The Level 2 competition is the basis for most of the previous analysis material. In Level 2 the rovers must search the entire roving area for 10 samples and return them to the starting platform.
The analysis until now assumed the rovers would perform a systematic search of the roving area. To do this the location of each rover was needed with some precision to all the construction of a map of the area that was searched. The location of the rover when it collects a sample is also needed so the rover knows the direction to proceed to return to the starting platform.
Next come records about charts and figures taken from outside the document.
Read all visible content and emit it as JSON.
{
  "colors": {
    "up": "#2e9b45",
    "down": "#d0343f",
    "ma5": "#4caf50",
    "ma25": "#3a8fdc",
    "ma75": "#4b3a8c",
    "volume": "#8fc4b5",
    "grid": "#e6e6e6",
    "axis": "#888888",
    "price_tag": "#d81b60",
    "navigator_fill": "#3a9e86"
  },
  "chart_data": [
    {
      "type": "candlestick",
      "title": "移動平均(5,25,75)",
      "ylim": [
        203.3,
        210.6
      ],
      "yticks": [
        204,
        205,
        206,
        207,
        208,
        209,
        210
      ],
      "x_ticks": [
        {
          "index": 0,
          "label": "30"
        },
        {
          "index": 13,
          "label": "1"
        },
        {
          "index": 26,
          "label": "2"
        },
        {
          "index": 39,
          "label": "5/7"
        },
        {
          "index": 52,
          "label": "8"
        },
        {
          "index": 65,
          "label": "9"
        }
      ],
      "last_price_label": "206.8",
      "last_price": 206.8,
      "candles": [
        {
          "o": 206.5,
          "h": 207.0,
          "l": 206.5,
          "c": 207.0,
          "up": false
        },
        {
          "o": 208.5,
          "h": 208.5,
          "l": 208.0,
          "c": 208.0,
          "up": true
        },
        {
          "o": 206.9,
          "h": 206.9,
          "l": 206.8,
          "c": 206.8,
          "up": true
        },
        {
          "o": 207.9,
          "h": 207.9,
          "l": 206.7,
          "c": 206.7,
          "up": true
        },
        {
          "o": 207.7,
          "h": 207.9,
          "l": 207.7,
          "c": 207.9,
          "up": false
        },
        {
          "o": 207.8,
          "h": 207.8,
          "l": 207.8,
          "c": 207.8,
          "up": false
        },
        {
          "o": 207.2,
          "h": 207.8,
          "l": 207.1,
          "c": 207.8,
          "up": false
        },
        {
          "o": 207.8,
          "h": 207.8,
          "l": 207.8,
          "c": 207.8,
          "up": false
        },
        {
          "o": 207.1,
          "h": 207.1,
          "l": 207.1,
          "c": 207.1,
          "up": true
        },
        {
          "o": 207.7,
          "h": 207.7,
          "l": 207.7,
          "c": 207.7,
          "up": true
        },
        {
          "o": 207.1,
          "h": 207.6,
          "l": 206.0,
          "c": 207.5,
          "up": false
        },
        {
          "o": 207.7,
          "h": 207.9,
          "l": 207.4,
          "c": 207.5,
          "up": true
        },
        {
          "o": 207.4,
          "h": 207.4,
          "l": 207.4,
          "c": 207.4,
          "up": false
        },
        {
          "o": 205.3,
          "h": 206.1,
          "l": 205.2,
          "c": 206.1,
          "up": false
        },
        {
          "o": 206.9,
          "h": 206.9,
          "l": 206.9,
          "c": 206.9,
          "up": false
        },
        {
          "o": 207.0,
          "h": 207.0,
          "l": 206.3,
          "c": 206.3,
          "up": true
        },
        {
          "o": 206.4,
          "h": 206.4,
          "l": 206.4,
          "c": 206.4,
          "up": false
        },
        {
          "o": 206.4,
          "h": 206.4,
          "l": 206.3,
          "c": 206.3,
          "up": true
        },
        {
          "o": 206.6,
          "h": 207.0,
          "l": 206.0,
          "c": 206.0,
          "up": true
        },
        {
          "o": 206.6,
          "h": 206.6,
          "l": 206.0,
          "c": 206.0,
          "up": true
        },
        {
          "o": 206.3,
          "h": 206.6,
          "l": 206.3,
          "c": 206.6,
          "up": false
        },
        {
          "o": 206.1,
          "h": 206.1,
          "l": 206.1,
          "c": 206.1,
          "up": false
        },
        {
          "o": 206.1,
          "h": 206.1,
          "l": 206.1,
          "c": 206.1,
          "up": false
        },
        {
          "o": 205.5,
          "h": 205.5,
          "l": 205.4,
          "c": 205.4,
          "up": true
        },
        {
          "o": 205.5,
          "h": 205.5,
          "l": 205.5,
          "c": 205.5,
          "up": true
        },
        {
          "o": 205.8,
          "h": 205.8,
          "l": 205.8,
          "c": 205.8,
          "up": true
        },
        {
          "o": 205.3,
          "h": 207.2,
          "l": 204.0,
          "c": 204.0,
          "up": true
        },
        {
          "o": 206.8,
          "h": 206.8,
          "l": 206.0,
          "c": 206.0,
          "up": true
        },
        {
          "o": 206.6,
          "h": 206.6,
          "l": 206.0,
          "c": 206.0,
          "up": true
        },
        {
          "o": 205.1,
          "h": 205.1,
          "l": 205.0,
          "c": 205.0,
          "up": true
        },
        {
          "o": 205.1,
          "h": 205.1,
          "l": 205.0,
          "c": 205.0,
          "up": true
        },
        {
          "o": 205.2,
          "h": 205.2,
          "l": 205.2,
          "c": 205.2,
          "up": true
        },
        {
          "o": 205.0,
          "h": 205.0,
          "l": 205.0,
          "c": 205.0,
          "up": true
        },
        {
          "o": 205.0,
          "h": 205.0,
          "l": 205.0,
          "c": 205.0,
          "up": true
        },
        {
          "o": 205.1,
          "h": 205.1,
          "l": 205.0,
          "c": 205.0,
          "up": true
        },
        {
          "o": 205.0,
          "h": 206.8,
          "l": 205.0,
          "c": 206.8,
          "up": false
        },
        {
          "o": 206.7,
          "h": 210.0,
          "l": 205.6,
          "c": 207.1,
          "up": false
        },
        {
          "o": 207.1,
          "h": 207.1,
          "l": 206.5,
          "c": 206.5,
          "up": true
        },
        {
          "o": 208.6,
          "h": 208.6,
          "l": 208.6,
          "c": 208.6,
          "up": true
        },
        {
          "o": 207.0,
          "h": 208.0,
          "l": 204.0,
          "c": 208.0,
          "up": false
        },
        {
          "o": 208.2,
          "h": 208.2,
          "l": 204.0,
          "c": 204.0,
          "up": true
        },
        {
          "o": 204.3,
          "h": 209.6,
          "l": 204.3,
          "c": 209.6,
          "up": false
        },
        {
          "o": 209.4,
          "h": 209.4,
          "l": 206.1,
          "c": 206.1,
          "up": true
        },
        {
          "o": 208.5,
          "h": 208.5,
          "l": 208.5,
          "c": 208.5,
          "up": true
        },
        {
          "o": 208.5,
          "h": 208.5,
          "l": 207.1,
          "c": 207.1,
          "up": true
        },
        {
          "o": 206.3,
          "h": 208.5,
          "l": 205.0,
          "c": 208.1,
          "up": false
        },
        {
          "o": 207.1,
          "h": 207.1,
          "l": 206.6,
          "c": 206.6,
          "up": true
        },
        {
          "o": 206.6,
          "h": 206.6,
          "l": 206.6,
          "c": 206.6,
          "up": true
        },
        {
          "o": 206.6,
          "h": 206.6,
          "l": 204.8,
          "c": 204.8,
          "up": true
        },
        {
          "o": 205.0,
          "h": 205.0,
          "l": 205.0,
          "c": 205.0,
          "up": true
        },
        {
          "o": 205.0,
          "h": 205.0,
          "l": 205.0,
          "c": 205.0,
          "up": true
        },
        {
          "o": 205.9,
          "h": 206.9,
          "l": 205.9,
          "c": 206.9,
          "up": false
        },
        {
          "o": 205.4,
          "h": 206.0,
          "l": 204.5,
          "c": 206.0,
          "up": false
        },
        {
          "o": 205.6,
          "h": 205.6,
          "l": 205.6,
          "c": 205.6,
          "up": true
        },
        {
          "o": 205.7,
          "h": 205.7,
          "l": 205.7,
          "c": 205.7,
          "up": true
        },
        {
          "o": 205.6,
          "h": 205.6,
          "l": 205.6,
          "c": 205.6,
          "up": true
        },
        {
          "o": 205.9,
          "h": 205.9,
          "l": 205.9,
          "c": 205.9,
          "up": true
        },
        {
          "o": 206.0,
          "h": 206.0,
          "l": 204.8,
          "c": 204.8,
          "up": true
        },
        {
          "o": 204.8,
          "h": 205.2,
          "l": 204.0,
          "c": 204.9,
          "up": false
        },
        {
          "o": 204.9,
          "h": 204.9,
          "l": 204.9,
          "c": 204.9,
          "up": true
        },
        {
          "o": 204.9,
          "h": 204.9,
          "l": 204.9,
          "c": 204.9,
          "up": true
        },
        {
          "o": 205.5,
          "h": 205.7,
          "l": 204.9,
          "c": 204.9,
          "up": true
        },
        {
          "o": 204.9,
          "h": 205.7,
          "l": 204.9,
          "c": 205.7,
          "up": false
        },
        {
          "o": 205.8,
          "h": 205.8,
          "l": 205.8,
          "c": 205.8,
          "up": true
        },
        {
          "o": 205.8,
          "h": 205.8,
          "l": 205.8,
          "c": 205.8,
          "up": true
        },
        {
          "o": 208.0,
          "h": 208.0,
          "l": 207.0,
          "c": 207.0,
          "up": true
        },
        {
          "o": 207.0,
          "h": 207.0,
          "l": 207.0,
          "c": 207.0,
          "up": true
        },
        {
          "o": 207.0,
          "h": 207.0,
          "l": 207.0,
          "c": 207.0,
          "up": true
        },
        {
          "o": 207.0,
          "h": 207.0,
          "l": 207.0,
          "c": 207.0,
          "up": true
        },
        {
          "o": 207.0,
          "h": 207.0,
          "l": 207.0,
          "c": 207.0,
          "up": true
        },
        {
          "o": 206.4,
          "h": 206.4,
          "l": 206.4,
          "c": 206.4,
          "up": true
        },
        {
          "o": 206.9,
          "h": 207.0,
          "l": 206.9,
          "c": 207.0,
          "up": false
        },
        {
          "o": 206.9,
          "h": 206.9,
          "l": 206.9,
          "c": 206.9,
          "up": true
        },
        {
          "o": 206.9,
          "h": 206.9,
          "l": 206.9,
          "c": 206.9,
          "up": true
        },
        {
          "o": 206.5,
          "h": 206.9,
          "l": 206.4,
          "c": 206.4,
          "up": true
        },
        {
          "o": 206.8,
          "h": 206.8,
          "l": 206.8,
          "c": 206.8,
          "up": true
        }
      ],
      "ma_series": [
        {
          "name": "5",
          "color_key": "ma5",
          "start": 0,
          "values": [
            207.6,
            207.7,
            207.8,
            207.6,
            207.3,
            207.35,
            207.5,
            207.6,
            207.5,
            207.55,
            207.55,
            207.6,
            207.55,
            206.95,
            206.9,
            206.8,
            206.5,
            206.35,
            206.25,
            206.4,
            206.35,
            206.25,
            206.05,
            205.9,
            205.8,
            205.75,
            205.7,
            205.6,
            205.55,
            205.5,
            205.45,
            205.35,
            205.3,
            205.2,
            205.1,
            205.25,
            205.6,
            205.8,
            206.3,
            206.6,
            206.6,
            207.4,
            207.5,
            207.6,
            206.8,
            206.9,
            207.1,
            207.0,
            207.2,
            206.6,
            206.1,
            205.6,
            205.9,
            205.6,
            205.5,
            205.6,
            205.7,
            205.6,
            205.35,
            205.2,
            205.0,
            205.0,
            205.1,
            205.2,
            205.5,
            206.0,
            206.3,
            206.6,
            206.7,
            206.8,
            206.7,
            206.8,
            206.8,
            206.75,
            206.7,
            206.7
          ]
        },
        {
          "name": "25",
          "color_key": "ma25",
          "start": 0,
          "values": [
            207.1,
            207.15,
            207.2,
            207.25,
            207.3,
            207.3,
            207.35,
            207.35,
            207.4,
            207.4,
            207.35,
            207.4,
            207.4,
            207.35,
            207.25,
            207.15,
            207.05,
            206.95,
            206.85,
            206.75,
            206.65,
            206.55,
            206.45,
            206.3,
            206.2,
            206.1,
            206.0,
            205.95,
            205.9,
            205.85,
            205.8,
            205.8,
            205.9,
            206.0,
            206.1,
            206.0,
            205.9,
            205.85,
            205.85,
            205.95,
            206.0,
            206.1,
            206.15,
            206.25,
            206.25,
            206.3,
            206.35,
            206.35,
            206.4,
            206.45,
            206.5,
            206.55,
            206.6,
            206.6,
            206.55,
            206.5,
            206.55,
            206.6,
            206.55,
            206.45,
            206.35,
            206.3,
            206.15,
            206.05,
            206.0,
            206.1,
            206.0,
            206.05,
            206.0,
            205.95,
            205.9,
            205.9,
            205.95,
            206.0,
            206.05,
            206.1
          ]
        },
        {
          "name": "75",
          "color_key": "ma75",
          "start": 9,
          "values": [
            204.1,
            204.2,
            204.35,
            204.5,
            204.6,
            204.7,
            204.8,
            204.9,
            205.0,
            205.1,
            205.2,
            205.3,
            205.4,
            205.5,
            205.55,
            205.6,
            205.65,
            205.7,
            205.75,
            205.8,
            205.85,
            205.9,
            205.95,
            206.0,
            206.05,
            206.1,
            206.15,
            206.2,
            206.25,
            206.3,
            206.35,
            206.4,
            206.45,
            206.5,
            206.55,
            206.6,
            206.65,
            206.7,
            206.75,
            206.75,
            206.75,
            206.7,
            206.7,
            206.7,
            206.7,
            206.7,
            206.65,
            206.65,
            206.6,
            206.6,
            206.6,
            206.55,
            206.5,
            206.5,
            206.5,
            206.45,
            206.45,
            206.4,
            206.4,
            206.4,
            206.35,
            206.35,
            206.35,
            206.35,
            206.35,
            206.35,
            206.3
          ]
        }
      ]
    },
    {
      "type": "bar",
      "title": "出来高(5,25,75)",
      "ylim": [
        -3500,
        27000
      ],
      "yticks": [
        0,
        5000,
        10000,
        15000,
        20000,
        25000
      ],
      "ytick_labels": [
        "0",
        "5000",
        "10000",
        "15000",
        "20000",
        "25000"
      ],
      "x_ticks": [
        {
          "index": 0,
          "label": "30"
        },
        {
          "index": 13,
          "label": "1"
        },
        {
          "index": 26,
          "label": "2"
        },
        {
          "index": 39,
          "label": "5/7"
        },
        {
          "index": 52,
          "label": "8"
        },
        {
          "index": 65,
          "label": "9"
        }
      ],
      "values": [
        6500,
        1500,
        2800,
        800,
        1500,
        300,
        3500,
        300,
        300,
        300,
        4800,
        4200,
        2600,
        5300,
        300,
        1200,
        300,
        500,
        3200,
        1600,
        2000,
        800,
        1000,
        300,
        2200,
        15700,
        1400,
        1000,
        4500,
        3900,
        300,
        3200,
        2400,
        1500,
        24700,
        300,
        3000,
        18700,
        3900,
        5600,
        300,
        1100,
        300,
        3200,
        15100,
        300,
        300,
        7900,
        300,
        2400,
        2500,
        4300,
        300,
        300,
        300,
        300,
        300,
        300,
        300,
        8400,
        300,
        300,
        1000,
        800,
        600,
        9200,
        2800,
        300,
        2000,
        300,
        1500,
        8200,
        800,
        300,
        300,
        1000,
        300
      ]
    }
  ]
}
The general analysis estimate that the rovers know their position to within 0.5 m and the bearing when driving straight to less that 1.0 degree. This may be difficult to achieve using only vision and it is uncertain that using an Inertial Measurement Unit (IMU) would be much better.
But is this really necessary? We will take a look.
The easier case is returning to the starting platform after collecting a sample. The exact location of the rover is not needed. All the rover needs is the general bearing to the starting platform. Vision processing can guide the rover once it is in sight of the white band shell and / or the starting platform. There should be a recovery capability if the rover unexpectedly encounters the boundary fence or other unexpected landmark.
Knowing the exact location of the rover when it collects a sample is not really critical.
What about while searching? The driver here is to avoid searching areas that are already covered. The assumption is to use a systematic search and map the locations covered.
Are there alternatives?
The easiest, perhaps, is to allow a random search.
The original Search Analysis was based on a single rover performing the search and retrieval. How does that analysis change if we use the three rovers used in 2013?
Previously one hour was allowed for searching and one hour for the collection and return of samples to the platform. With 3 rovers the search could be completed in (60 minutes / 3) 20 minutes and, similarly, the samples would be returned in 20 minutes. The challenge could be completed in 40 minutes which is really interesting.
Just to be safe, lets assume 30 minutes to return samples because I suspect the return is not as simple as dividing by 3 but do not want to dive into the details. That leaves 90 minutes for each rover to search for samples. (Or the equivalent of 270 minutes of search for a single rover.)
Since we know a rover can search 22,000 m2 in 60 minutes, the three rovers can search (270 min / 60 min * 22,000 m2) 99,000 m2 which covers the roving area 4.5 times. That much redundancy may be sufficient to allow a random search.
Time to revisit a search simulation I did for 2013 and modify the behaviors to allow covering already searched areas.